For that, we split a page into sections delimited by headings, or if this is not enough / if there are no headings, we break the text into smaller paragraphs to get below the 8k token threshold.

Step 3: Generating embeddings

The last step is to generate so-called "embeddings" from sections. Embeddings provide a way to capture similarity between two pieces of information, and are represented as numerical vectors. If two pieces of text have similar meaning, their corresponding vectors will be "close". We use the text-embedding-ada-002 embeddings model from OpenAI.

How Markprompt generates answers

Now that the content has been indexed, we have all the info needed to generate answers to users' questions.

Finding relevant sections

Say a user asks the question

What is the process of registering a device, and how do I hook it up to the network afterwards?

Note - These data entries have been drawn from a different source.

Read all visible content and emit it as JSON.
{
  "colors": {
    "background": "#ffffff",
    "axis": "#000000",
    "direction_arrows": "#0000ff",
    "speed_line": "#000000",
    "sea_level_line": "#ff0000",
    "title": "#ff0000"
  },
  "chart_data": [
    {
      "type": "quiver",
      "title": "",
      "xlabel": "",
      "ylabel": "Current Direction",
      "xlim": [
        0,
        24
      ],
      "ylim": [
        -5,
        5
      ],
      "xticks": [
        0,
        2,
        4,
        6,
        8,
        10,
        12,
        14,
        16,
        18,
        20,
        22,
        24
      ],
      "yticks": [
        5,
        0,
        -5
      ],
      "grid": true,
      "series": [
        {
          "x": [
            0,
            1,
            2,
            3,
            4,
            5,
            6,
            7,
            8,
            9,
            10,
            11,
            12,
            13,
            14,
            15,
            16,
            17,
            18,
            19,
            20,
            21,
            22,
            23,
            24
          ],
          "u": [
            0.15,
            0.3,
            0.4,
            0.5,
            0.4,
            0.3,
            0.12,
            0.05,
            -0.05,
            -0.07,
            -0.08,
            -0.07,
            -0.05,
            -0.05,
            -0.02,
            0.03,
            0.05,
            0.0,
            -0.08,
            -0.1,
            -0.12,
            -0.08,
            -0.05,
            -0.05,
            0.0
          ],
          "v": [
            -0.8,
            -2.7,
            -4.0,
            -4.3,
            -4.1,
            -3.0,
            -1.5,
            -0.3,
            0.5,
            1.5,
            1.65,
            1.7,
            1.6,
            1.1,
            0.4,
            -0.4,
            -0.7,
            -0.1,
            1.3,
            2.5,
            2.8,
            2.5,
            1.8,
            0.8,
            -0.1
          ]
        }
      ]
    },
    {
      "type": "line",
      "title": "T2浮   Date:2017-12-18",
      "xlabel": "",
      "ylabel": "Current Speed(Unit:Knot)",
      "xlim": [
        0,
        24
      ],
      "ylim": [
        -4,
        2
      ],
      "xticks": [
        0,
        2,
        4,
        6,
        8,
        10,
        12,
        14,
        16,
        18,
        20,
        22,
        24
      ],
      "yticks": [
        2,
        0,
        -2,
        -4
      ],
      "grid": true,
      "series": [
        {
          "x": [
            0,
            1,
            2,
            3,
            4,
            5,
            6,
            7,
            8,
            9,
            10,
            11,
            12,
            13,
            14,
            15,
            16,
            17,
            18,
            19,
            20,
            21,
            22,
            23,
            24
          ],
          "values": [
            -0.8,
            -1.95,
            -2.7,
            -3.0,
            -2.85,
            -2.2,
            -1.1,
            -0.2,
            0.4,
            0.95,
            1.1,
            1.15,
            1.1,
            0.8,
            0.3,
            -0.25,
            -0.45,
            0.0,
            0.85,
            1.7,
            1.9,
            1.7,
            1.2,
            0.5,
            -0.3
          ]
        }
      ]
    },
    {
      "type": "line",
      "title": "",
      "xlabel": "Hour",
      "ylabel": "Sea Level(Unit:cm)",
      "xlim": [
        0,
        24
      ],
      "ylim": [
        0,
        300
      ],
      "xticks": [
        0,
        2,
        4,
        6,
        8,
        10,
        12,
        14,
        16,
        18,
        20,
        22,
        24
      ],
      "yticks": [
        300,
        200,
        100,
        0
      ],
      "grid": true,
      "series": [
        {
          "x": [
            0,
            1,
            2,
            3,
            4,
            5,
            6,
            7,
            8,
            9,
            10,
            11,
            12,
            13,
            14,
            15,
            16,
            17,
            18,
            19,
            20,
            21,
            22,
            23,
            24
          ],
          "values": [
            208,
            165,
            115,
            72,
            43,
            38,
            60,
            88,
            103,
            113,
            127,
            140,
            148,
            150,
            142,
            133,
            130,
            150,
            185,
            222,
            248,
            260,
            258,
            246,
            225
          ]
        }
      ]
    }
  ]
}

The first step is to find sections in the source content that contains relevant information to produce an answer. There might be a few of them. In the same way as we did with sections, we generate an embedding for the question. Then, we find all the closest embeddings that we created in the previous step, to obtain a list of closely related sections.

By default, we extract at most 10 sections, and we cutoff all sections that are too far away in meaning (similarity threshold below 0.5). This can all be configured in the API call using the sectionsMatchCount and sectionsMatchThreshold parameters.

If the source content consists of a lot of small paragraphs, all containing relevant information, you may want to increase the sectionsMatchCount, to ensure all the sections are taken into account.

Providing instructions

Now that we have found sections with relevant information, the last step is to provide instructions via a so-called "system prompt". The default system prompt looks like this:

1You are kind AI who loves to help people!\n

This prompt has all the instructions necessary to come up with an answer. You can [customize the prompt] even further(https://markprompt.com/docs#system-prompts), for instance to adjust tone and style.

Conclusion

As long as all the relevant sections end up in the final prompt, Markprompt will be able to come up with a response. In the end, whether your content is structured in small sections or as long chunks of dense text or unstructured paragraphs, it doesn't matter. Eventually, language models will be able to include entire corpora into a single prompt, removing the necessity for chunking (Anthropic recently announced 100k context windows). Bottom line is, as long as the information is present somewhere in your content, it will be able to surface in response to a user's query.